By David Owen
September 30 – The coronavirus pandemic is having a deep impact on the sports industry and putting Europe’s pyramidal structure at risk, according to a new survey.
The study, by the business advisory group PricewaterhouseCoopers (PwC), projects that growth in the sector will fall by more than half over the next three-to-five years from an annual rate of 8% in recent times to just 3.3%.
The slowdown would be more abrupt but for the relatively buoyant sports betting segment which is benefiting from the recent opening of the potentially huge United States market.
Anticipated annual growth from the main income-generating sectors is as follows: betting and fantasy 7.2%; licensing and merchandising 3.4%; media rights 3.2%; sponsorship and advertising 2.2%; and ticketing and hospitality zero growth.
Based on responses from several hundred executives around the world, the survey estimates that the present crisis will lead to revenue shortfalls of between 30 and 40%.
It is clear, moreover, that many executives think the pandemic, which has now claimed the lives of more than a million people, could lead to drastic and permanent changes, with the traditional pyramidal system of European sport widely judged to be under threat and fans expected by some to delay returning to mass events even once restrictions are lifted.
On a more positive note, football is still ranked among the very top sports by potential to grow revenues, below only esports, which are judged to have emerged as the “big winner” of the lockdown period.
Remarking on football’s “breeding ground for private equity”, the study continues: “Severely impacted by Covid-19, many clubs are currently facing deep economic challenges. This has created more opportunities for private equity as teams are increasingly looking for external support to ensure their viability.
“Undoubtedly, football offers an attractive investment case due to its huge global audience, strong revenue growth over the last decade, growing franchise valuations and further potential to create value.”

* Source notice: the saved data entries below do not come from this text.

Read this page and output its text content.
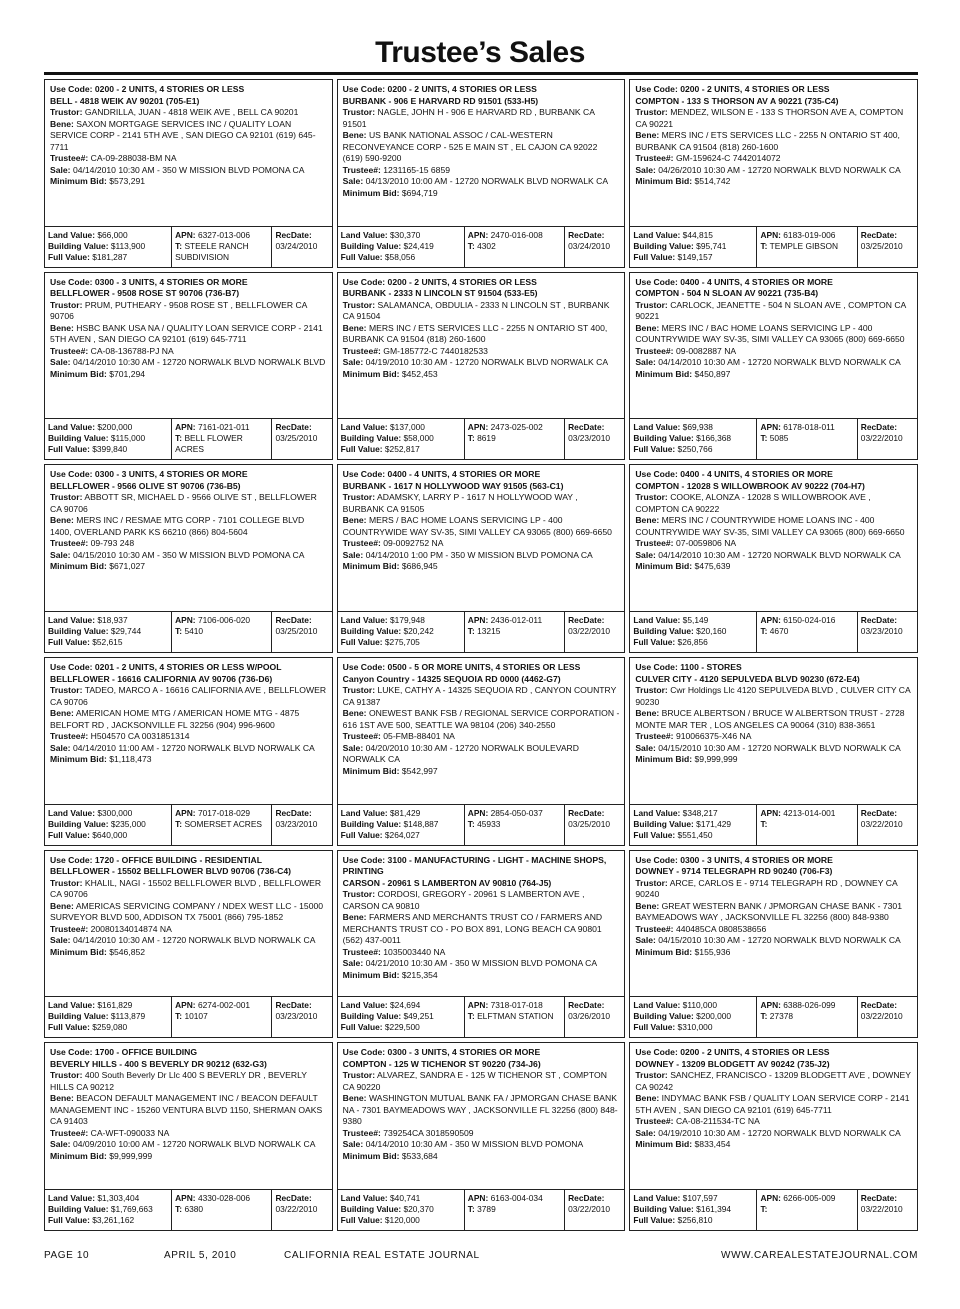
Trustee’s Sales
Use Code: 0200 - 2 UNITS, 4 STORIES OR LESS
BELL - 4818 WEIK AV 90201 (705-E1)
Trustor: GANDRILLA, JUAN - 4818 WEIK AVE , BELL CA 90201
Bene: SAXON MORTGAGE SERVICES INC / QUALITY LOAN SERVICE CORP - 2141 5TH AVE , SAN DIEGO CA 92101 (619) 645-7711
Trustee#: CA-09-288038-BM NA
Sale: 04/14/2010 10:30 AM - 350 W MISSION BLVD POMONA CA
Minimum Bid: $573,291
Land Value: $66,000
Building Value: $113,900
Full Value: $181,287
APN: 6327-013-006
T: STEELE RANCH SUBDIVISION
RecDate:
03/24/2010
Use Code: 0200 - 2 UNITS, 4 STORIES OR LESS
BURBANK - 906 E HARVARD RD 91501 (533-H5)
Trustor: NAGLE, JOHN H - 906 E HARVARD RD , BURBANK CA 91501
Bene: US BANK NATIONAL ASSOC / CAL-WESTERN RECONVEYANCE CORP - 525 E MAIN ST , EL CAJON CA 92022 (619) 590-9200
Trustee#: 1231165-15 6859
Sale: 04/13/2010 10:00 AM - 12720 NORWALK BLVD NORWALK CA
Minimum Bid: $694,719
Land Value: $30,370
Building Value: $24,419
Full Value: $58,056
APN: 2470-016-008
T: 4302
RecDate:
03/24/2010
Use Code: 0200 - 2 UNITS, 4 STORIES OR LESS
COMPTON - 133 S THORSON AV A 90221 (735-C4)
Trustor: MENDEZ, WILSON E - 133 S THORSON AVE A, COMPTON CA 90221
Bene: MERS INC / ETS SERVICES LLC - 2255 N ONTARIO ST 400, BURBANK CA 91504 (818) 260-1600
Trustee#: GM-159624-C 7442014072
Sale: 04/26/2010 10:30 AM - 12720 NORWALK BLVD NORWALK CA
Minimum Bid: $514,742
Land Value: $44,815
Building Value: $95,741
Full Value: $149,157
APN: 6183-019-006
T: TEMPLE GIBSON
RecDate:
03/25/2010
Use Code: 0300 - 3 UNITS, 4 STORIES OR MORE
BELLFLOWER - 9508 ROSE ST 90706 (736-B7)
Trustor: PRUM, PUTHEARY - 9508 ROSE ST , BELLFLOWER CA 90706
Bene: HSBC BANK USA NA / QUALITY LOAN SERVICE CORP - 2141 5TH AVEN , SAN DIEGO CA 92101 (619) 645-7711
Trustee#: CA-08-136788-PJ NA
Sale: 04/14/2010 10:30 AM - 12720 NORWALK BLVD NORWALK BLVD
Minimum Bid: $701,294
Land Value: $200,000
Building Value: $115,000
Full Value: $399,840
APN: 7161-021-011
T: BELL FLOWER ACRES
RecDate:
03/25/2010
Use Code: 0200 - 2 UNITS, 4 STORIES OR LESS
BURBANK - 2333 N LINCOLN ST 91504 (533-E5)
Trustor: SALAMANCA, OBDULIA - 2333 N LINCOLN ST , BURBANK CA 91504
Bene: MERS INC / ETS SERVICES LLC - 2255 N ONTARIO ST 400, BURBANK CA 91504 (818) 260-1600
Trustee#: GM-185772-C 7440182533
Sale: 04/19/2010 10:30 AM - 12720 NORWALK BLVD NORWALK CA
Minimum Bid: $452,453
Land Value: $137,000
Building Value: $58,000
Full Value: $252,817
APN: 2473-025-002
T: 8619
RecDate:
03/23/2010
Use Code: 0400 - 4 UNITS, 4 STORIES OR MORE
COMPTON - 504 N SLOAN AV 90221 (735-B4)
Trustor: CARLOCK, JEANETTE - 504 N SLOAN AVE , COMPTON CA 90221
Bene: MERS INC / BAC HOME LOANS SERVICING LP - 400 COUNTRYWIDE WAY SV-35, SIMI VALLEY CA 93065 (800) 669-6650
Trustee#: 09-0082887 NA
Sale: 04/14/2010 10:30 AM - 12720 NORWALK BLVD NORWALK CA
Minimum Bid: $450,897
Land Value: $69,938
Building Value: $166,368
Full Value: $250,766
APN: 6178-018-011
T: 5085
RecDate:
03/22/2010
Use Code: 0300 - 3 UNITS, 4 STORIES OR MORE
BELLFLOWER - 9566 OLIVE ST 90706 (736-B5)
Trustor: ABBOTT SR, MICHAEL D - 9566 OLIVE ST , BELLFLOWER CA 90706
Bene: MERS INC / RESMAE MTG CORP - 7101 COLLEGE BLVD 1400, OVERLAND PARK KS 66210 (866) 804-5604
Trustee#: 09-793 248
Sale: 04/15/2010 10:30 AM - 350 W MISSION BLVD POMONA CA
Minimum Bid: $671,027
Land Value: $18,937
Building Value: $29,744
Full Value: $52,615
APN: 7106-006-020
T: 5410
RecDate:
03/25/2010
Use Code: 0400 - 4 UNITS, 4 STORIES OR MORE
BURBANK - 1617 N HOLLYWOOD WAY 91505 (563-C1)
Trustor: ADAMSKY, LARRY P - 1617 N HOLLYWOOD WAY , BURBANK CA 91505
Bene: MERS / BAC HOME LOANS SERVICING LP - 400 COUNTRYWIDE WAY SV-35, SIMI VALLEY CA 93065 (800) 669-6650
Trustee#: 09-0092752 NA
Sale: 04/14/2010 1:00 PM - 350 W MISSION BLVD POMONA CA
Minimum Bid: $686,945
Land Value: $179,948
Building Value: $20,242
Full Value: $275,705
APN: 2436-012-011
T: 13215
RecDate:
03/22/2010
Use Code: 0400 - 4 UNITS, 4 STORIES OR MORE
COMPTON - 12028 S WILLOWBROOK AV 90222 (704-H7)
Trustor: COOKE, ALONZA - 12028 S WILLOWBROOK AVE , COMPTON CA 90222
Bene: MERS INC / COUNTRYWIDE HOME LOANS INC - 400 COUNTRYWIDE WAY SV-35, SIMI VALLEY CA 93065 (800) 669-6650
Trustee#: 07-0059806 NA
Sale: 04/14/2010 10:30 AM - 12720 NORWALK BLVD NORWALK CA
Minimum Bid: $475,639
Land Value: $5,149
Building Value: $20,160
Full Value: $26,856
APN: 6150-024-016
T: 4670
RecDate:
03/23/2010
Use Code: 0201 - 2 UNITS, 4 STORIES OR LESS W/POOL
BELLFLOWER - 16616 CALIFORNIA AV 90706 (736-D6)
Trustor: TADEO, MARCO A - 16616 CALIFORNIA AVE , BELLFLOWER CA 90706
Bene: AMERICAN HOME MTG / AMERICAN HOME MTG - 4875 BELFORT RD , JACKSONVILLE FL 32256 (904) 996-9600
Trustee#: H504570 CA 0031851314
Sale: 04/14/2010 11:00 AM - 12720 NORWALK BLVD NORWALK CA
Minimum Bid: $1,118,473
Land Value: $300,000
Building Value: $235,000
Full Value: $640,000
APN: 7017-018-029
T: SOMERSET ACRES
RecDate:
03/23/2010
Use Code: 0500 - 5 OR MORE UNITS, 4 STORIES OR LESS
Canyon Country - 14325 SEQUOIA RD 0000 (4462-G7)
Trustor: LUKE, CATHY A - 14325 SEQUOIA RD , CANYON COUNTRY CA 91387
Bene: ONEWEST BANK FSB / REGIONAL SERVICE CORPORATION - 616 1ST AVE 500, SEATTLE WA 98104 (206) 340-2550
Trustee#: 05-FMB-88401 NA
Sale: 04/20/2010 10:30 AM - 12720 NORWALK BOULEVARD NORWALK CA
Minimum Bid: $542,997
Land Value: $81,429
Building Value: $148,887
Full Value: $264,027
APN: 2854-050-037
T: 45933
RecDate:
03/25/2010
Use Code: 1100 - STORES
CULVER CITY - 4120 SEPULVEDA BLVD 90230 (672-E4)
Trustor: Cwr Holdings Llc 4120 SEPULVEDA BLVD , CULVER CITY CA 90230
Bene: BRUCE ALBERTSON / BRUCE W ALBERTSON TRUST - 2728 MONTE MAR TER , LOS ANGELES CA 90064 (310) 838-3651
Trustee#: 910066375-X46 NA
Sale: 04/15/2010 10:30 AM - 12720 NORWALK BLVD NORWALK CA
Minimum Bid: $9,999,999
Land Value: $348,217
Building Value: $171,429
Full Value: $551,450
APN: 4213-014-001
T:
RecDate:
03/22/2010
Use Code: 1720 - OFFICE BUILDING - RESIDENTIAL
BELLFLOWER - 15502 BELLFLOWER BLVD 90706 (736-C4)
Trustor: KHALIL, NAGI - 15502 BELLFLOWER BLVD , BELLFLOWER CA 90706
Bene: AMERICAS SERVICING COMPANY / NDEX WEST LLC - 15000 SURVEYOR BLVD 500, ADDISON TX 75001 (866) 795-1852
Trustee#: 20080134014874 NA
Sale: 04/14/2010 10:30 AM - 12720 NORWALK BLVD NORWALK CA
Minimum Bid: $546,852
Land Value: $161,829
Building Value: $113,879
Full Value: $259,080
APN: 6274-002-001
T: 10107
RecDate:
03/23/2010
Use Code: 3100 - MANUFACTURING - LIGHT - MACHINE SHOPS, PRINTING
CARSON - 20961 S LAMBERTON AV 90810 (764-J5)
Trustor: CORDOSI, GREGORY - 20961 S LAMBERTON AVE , CARSON CA 90810
Bene: FARMERS AND MERCHANTS TRUST CO / FARMERS AND MERCHANTS TRUST CO - PO BOX 891, LONG BEACH CA 90801 (562) 437-0011
Trustee#: 1035003440 NA
Sale: 04/21/2010 10:30 AM - 350 W MISSION BLVD POMONA CA
Minimum Bid: $215,354
Land Value: $24,694
Building Value: $49,251
Full Value: $229,500
APN: 7318-017-018
T: ELFTMAN STATION
RecDate:
03/26/2010
Use Code: 0300 - 3 UNITS, 4 STORIES OR MORE
DOWNEY - 9714 TELEGRAPH RD 90240 (706-F3)
Trustor: ARCE, CARLOS E - 9714 TELEGRAPH RD , DOWNEY CA 90240
Bene: GREAT WESTERN BANK / JPMORGAN CHASE BANK - 7301 BAYMEADOWS WAY , JACKSONVILLE FL 32256 (800) 848-9380
Trustee#: 440485CA 0808538656
Sale: 04/15/2010 10:30 AM - 12720 NORWALK BLVD NORWALK CA
Minimum Bid: $155,936
Land Value: $110,000
Building Value: $200,000
Full Value: $310,000
APN: 6388-026-099
T: 27378
RecDate:
03/22/2010
Use Code: 1700 - OFFICE BUILDING
BEVERLY HILLS - 400 S BEVERLY DR 90212 (632-G3)
Trustor: 400 South Beverly Dr Llc 400 S BEVERLY DR , BEVERLY HILLS CA 90212
Bene: BEACON DEFAULT MANAGEMENT INC / BEACON DEFAULT MANAGEMENT INC - 15260 VENTURA BLVD 1150, SHERMAN OAKS CA 91403
Trustee#: CA-WFT-090033 NA
Sale: 04/09/2010 10:00 AM - 12720 NORWALK BLVD NORWALK CA
Minimum Bid: $9,999,999
Land Value: $1,303,404
Building Value: $1,769,663
Full Value: $3,261,162
APN: 4330-028-006
T: 6380
RecDate:
03/22/2010
Use Code: 0300 - 3 UNITS, 4 STORIES OR MORE
COMPTON - 125 W TICHENOR ST 90220 (734-J6)
Trustor: ALVAREZ, SANDRA E - 125 W TICHENOR ST , COMPTON CA 90220
Bene: WASHINGTON MUTUAL BANK FA / JPMORGAN CHASE BANK NA - 7301 BAYMEADOWS WAY , JACKSONVILLE FL 32256 (800) 848-9380
Trustee#: 739254CA 3018590509
Sale: 04/14/2010 10:30 AM - 350 W MISSION BLVD POMONA
Minimum Bid: $533,684
Land Value: $40,741
Building Value: $20,370
Full Value: $120,000
APN: 6163-004-034
T: 3789
RecDate:
03/22/2010
Use Code: 0200 - 2 UNITS, 4 STORIES OR LESS
DOWNEY - 13209 BLODGETT AV 90242 (735-J2)
Trustor: SANCHEZ, FRANCISCO - 13209 BLODGETT AVE , DOWNEY CA 90242
Bene: INDYMAC BANK FSB / QUALITY LOAN SERVICE CORP - 2141 5TH AVEN , SAN DIEGO CA 92101 (619) 645-7711
Trustee#: CA-08-211534-TC NA
Sale: 04/19/2010 10:30 AM - 12720 NORWALK BLVD NORWALK CA
Minimum Bid: $833,454
Land Value: $107,597
Building Value: $161,394
Full Value: $256,810
APN: 6266-005-009
T:
RecDate:
03/22/2010
PAGE 10	APRIL 5, 2010	CALIFORNIA REAL ESTATE JOURNAL	WWW.CAREALESTATEJOURNAL.COM
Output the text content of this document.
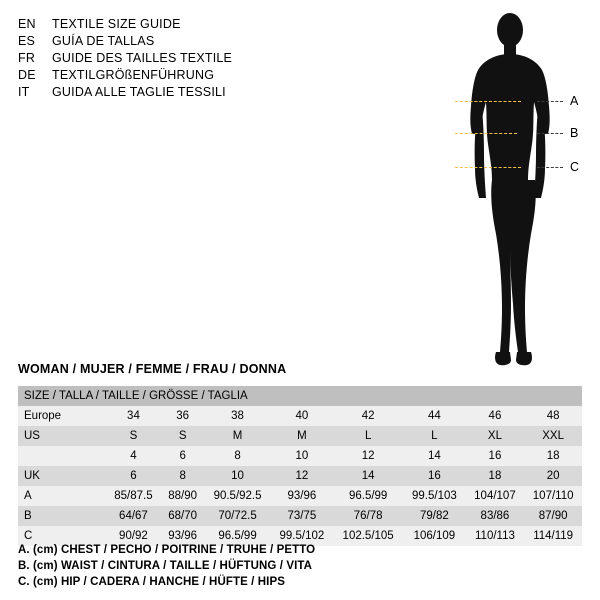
EN	TEXTILE SIZE GUIDE
ES	GUÍA DE TALLAS
FR	GUIDE DES TAILLES TEXTILE
DE	TEXTILGRÖßENFÜHRUNG
IT	GUIDA ALLE TAGLIE TESSILI
A
B
C
WOMAN / MUJER / FEMME / FRAU / DONNA
SIZE / TALLA / TAILLE / GRÖSSE / TAGLIA								
Europe	34	36	38	40	42	44	46	48
US	S	S	M	M	L	L	XL	XXL
	4	6	8	10	12	14	16	18
UK	6	8	10	12	14	16	18	20
A	85/87.5	88/90	90.5/92.5	93/96	96.5/99	99.5/103	104/107	107/110
B	64/67	68/70	70/72.5	73/75	76/78	79/82	83/86	87/90
C	90/92	93/96	96.5/99	99.5/102	102.5/105	106/109	110/113	114/119
A. (cm) CHEST / PECHO / POITRINE / TRUHE / PETTO
B. (cm) WAIST / CINTURA / TAILLE / HÜFTUNG / VITA
C. (cm) HIP / CADERA / HANCHE / HÜFTE / HIPS
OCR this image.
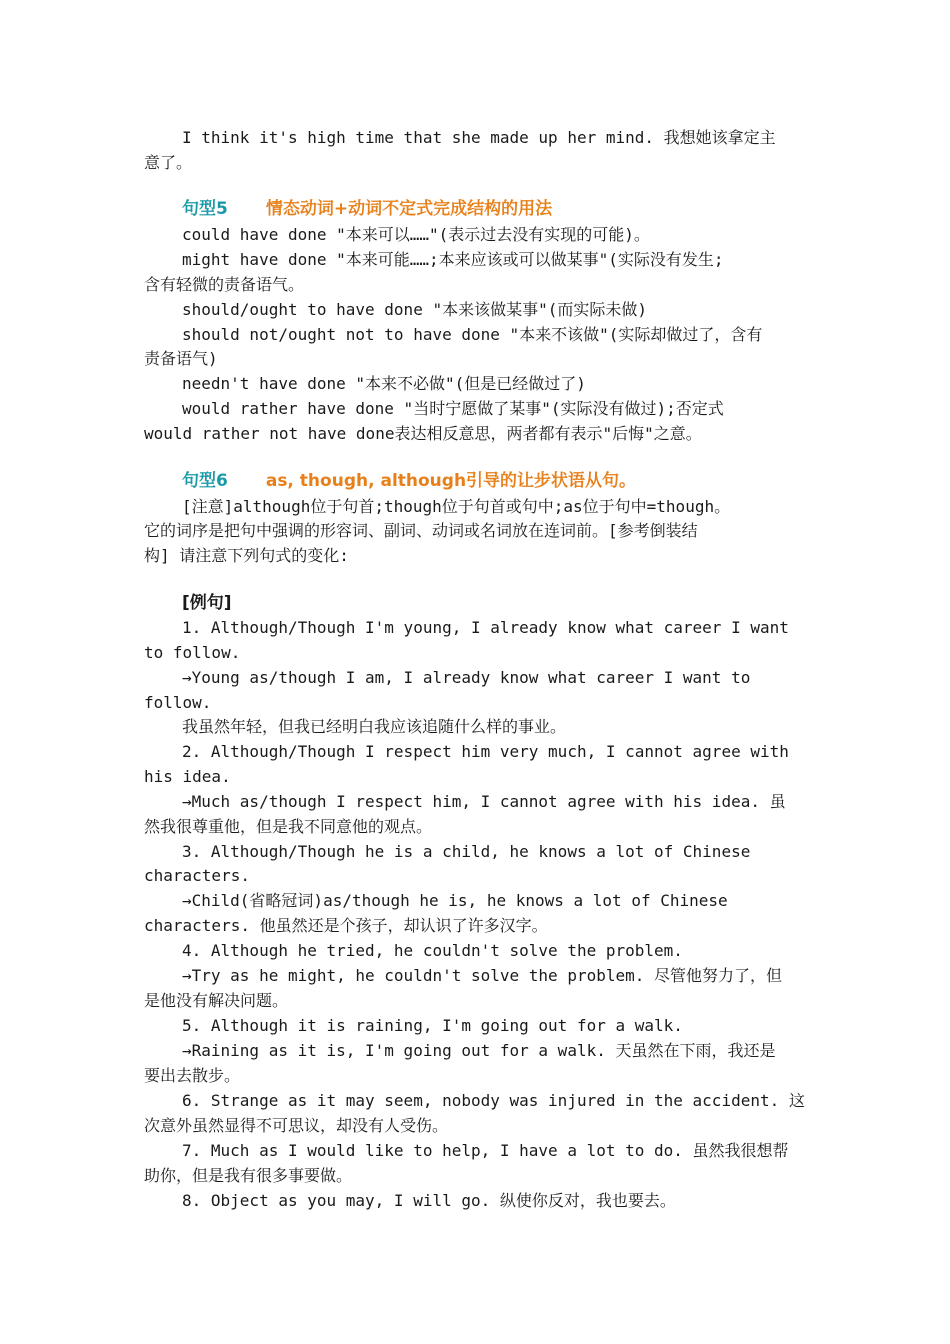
I think it's high time that she made up her mind. 我想她该拿定主
意了。
句型5 情态动词+动词不定式完成结构的用法
could have done "本来可以……"(表示过去没有实现的可能)。
might have done "本来可能……;本来应该或可以做某事"(实际没有发生;
含有轻微的责备语气。
should/ought to have done "本来该做某事"(而实际未做)
should not/ought not to have done "本来不该做"(实际却做过了，含有
责备语气)
needn't have done "本来不必做"(但是已经做过了)
would rather have done "当时宁愿做了某事"(实际没有做过);否定式
would rather not have done表达相反意思，两者都有表示"后悔"之意。
句型6 as, though, although引导的让步状语从句。
[注意]although位于句首;though位于句首或句中;as位于句中=though。
它的词序是把句中强调的形容词、副词、动词或名词放在连词前。[参考倒装结
构] 请注意下列句式的变化:
[例句]
1. Although/Though I'm young, I already know what career I want
to follow.
→Young as/though I am, I already know what career I want to
follow.
我虽然年轻，但我已经明白我应该追随什么样的事业。
2. Although/Though I respect him very much, I cannot agree with
his idea.
→Much as/though I respect him, I cannot agree with his idea. 虽
然我很尊重他，但是我不同意他的观点。
3. Although/Though he is a child, he knows a lot of Chinese
characters.
→Child(省略冠词)as/though he is, he knows a lot of Chinese
characters. 他虽然还是个孩子，却认识了许多汉字。
4. Although he tried, he couldn't solve the problem.
→Try as he might, he couldn't solve the problem. 尽管他努力了，但
是他没有解决问题。
5. Although it is raining, I'm going out for a walk.
→Raining as it is, I'm going out for a walk. 天虽然在下雨，我还是
要出去散步。
6. Strange as it may seem, nobody was injured in the accident. 这
次意外虽然显得不可思议，却没有人受伤。
7. Much as I would like to help, I have a lot to do. 虽然我很想帮
助你，但是我有很多事要做。
8. Object as you may, I will go. 纵使你反对，我也要去。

Asked when they expected the sports industry to have “fully recovered” to pre-Covid levels, nearly half of respondents – 43% – said 2022, with almost the same proportion in total opting for a year between 2023 and 2025.
“In general, our study shows that the prevailing pessimism is cut by the many opportunities brought about by the crisis,” said David Dellea, head of PwC’s sports business advisory.
He went on: “This situation may favour the emergence of changes that have long been considered but never achieved to their full extent, whether it be hybrid sports, new revenue streams, drastic governance reforms or enhanced collaborative models.